La Costituzione e l’ordinamento italiano non prevedono in nessun punto che le leggi elettorali rientrino tra le materie su cui non si può mettere la fiducia. Inquinare il dibattito con un argomento così capzioso è – questo sì – un tentativo di confondere gli italiani.

Per il resto ogni argomentazione contro questa legge elettorale, e contro il metodo utilizzato per la sua approvazione, è certamente legittima. Ma ha senso, a un anno dalla prima (larga) intesa sulla legge elettorale, dopo 12 mesi di discussioni e di limature, dopo il voto bipartisan del Senato, mettere a rischio la stessa sopravvivenza del governo perché il meccanismo che incrocia preferenze e capilista bloccati non è giudicato sufficiente o perché si osteggiano le candidature multiple? E soprattutto ha senso, nel momento in cui l’economia comincia a dare timidi segnali di rilancio, mettere in piedi un’ordalia politica su questi temi riproponendo il rischio politico italiano nel dibattito continentale e sui mercati internazionali?

“Il pallone è mio e se non si fa come dico io lo porto via”, dicevamo da ragazzini quando dissentivamo dalla maggioranza dei compagni di gioco. Solo che in questo caso non è in discussione il proseguimento di una partitella di calcio su un campetto di periferia, ma la stabilità di governo in un momento cruciale per la ripresa economica. Il contesto internazionale è favorevole come mai. L’Europa ci offre lo scudo del quantitative easing. Anche l’economia reale italiana, pur in un contesto ancora difficilissimo, comincia a registrare i primi indicatori positivi, con il dato di marzo sulle attivazioni dei contratti che fa ben sperare, con gli ordinativi industriali in ascesa, con le immatricolazioni di auto che hanno fatto registrare una crescita del 7,4% nel 1° trimestre.
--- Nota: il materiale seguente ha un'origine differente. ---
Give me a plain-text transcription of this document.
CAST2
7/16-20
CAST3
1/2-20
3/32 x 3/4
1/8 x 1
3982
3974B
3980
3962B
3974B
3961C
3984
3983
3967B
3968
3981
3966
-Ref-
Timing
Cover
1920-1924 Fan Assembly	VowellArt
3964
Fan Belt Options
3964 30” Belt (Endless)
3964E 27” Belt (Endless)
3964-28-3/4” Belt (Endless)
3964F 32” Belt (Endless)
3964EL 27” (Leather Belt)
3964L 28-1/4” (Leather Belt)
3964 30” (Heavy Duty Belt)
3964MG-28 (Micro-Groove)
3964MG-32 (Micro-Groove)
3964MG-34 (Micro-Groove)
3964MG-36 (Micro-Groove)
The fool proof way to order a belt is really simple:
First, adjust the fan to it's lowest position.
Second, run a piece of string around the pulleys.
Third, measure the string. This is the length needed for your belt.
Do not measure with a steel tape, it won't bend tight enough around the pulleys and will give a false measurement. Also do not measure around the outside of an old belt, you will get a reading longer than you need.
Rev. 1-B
Mettere in discussione tutto questo riproponendo quell’instabilità politica, che è il male italiano di sempre, è un atto spinto di masochismo. Tanto più grave se a farsene agenti sono ex presidenti del Consiglio ed ex segretari di partito, tutte persone che in altre stagioni hanno provato sulla propria pelle quanto male possa fare il frazionismo e lo spirito di fazione.

All’Italia oggi non serve una crisi di governo e neppure un governo azzoppato da uno schiaffo della sua maggioranza sulla legge elettorale. Serve al contrario un esecutivo in grado di dare più sostanza al suo riformismo, un governo che venga incalzato sul fronte della concretezza, che venga sollecitato sull’attuazione dei provvedimenti, che venga indotto a produrre più fatti e meno comunicazione, più jobs act e decontribuzione e meno discussioni su tesoretti e clausole di salvaguardia.

Non possiamo accontentarci di una crescita all’1 per cento, dobbiamo puntare decisamente verso il 2 per cento. Ma perché ciò avvenga le riforme vanno irrobustite non fermate. I refoli di ripresa che in parte calano giù dalle Alpi e in parte sono il frutto tutto nostrano di imprese e lavoratori che non hanno smesso di crederci hanno bisogno di essere alimentati con la spinta di un mix fatto di stabilità e riformismo della concretezza. È questo che oggi il Paese si attende da una buona politica. Le risse in aula e gli assalti ai banchi del governo (anche da parte di chi aveva votato e sostenuto questa legge al Senato) servono solo a bruciare fiducia e a riportarci indietro di decenni.